We evaluated the computational complexity of the proposed LDBP and observed that it is comparable to a conventional DBP. An LDBP operates as a DBP after the learning process is completed, and the complexity depends on the number of steps per span and whether XPM is considered in its structure. In the previous section, we confirmed that the one-step/span LDBP that considers XPM exhibited the best performance among the compared DBP schemes. In addition, when only SPM was considered, the two-step/span DBP was better than the one-step/span DBP. Therefore, we estimate and compare the calculation costs associated with operating DBPs that have a one-step/span configuration with XPM as the proposed scheme and a two-step/span configuration without XPM as a conventional scheme. Although variations of DBP having improved performances and reduced complexities have been proposed [3234], we evaluate a conventional DBP with a basic structure [3,4] and the proposed LDBP for comparison of the complexities determined by the number of steps per span and structures with and without XPM.

We count the total number of operations used for the multiplication of real numbers because they dominate the scale of a DSP circuit. In most calculations, complex numbers are required, and a product of two complex numbers, $a\times b=\mathrm {Re}[a]\mathrm {Re}[b]-\mathrm {Im}[a]\mathrm {Im}[b]+i(\mathrm {Re}[a]\mathrm {Im}[b]+\mathrm {Im}[a]\mathrm {Re}[b])$, is equivalent to four multiplication operations of real numbers. A fast Fourier transform (FFT) operation requires $\frac N2(\log _2N-2)$ complex multiplications when the length of the data $N$ is a power of 2; thus, the number of real multiplications is $2N(\log _2N-2)$. Finally, we calculate all parameters that are independent of the signal amplitude in advance and store them in a memory or a look-up table; that is, we do not count the number of calculations for those parameters. We consider a DBP process for a WDM signal of $C$ channels that is received after a real transmission line with $S$ spans, where each channel has two polarization components and a length of $N$ in the time domain.

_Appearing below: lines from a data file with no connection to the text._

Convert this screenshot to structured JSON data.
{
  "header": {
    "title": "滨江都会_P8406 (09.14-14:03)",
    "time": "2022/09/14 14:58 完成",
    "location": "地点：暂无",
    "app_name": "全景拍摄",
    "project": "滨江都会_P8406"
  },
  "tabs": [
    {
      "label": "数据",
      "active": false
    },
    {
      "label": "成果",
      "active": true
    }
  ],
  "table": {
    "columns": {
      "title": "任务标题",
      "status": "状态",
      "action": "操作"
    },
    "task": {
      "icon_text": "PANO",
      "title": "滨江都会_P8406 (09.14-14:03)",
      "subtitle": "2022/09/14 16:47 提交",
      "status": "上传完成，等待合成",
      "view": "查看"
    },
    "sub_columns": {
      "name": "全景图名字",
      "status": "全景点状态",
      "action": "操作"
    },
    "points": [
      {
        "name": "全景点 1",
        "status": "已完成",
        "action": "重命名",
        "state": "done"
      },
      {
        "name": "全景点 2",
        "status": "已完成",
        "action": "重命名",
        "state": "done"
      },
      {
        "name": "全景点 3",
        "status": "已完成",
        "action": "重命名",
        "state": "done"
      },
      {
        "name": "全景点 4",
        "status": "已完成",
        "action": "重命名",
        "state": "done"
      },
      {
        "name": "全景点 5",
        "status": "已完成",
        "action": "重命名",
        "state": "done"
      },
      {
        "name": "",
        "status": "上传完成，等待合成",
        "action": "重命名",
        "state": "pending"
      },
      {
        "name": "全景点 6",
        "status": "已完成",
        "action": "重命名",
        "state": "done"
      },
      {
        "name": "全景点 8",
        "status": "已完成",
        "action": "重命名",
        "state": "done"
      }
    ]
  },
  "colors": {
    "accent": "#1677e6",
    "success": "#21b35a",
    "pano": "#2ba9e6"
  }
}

First, we accumulate the number of real multiplications required to calculate Eq. (5) for the polarization component of a signal in the linear segment. The forward and inverse FFT operations cost $2N(\log _2N-2)$ real multiplications each. The phase shift factor, which is described by the exponential part in Eq. (5), is calculated and stored in the memory in advance. The product of the exponential part and $\tilde {A}_{p,n}(0,\omega )$ costs $4N$ real multiplications. Consequently, the total number of real multiplications in the linear segment is $2\times 2N(\log _2N-2)+4N=4N(\log _2N-1)$.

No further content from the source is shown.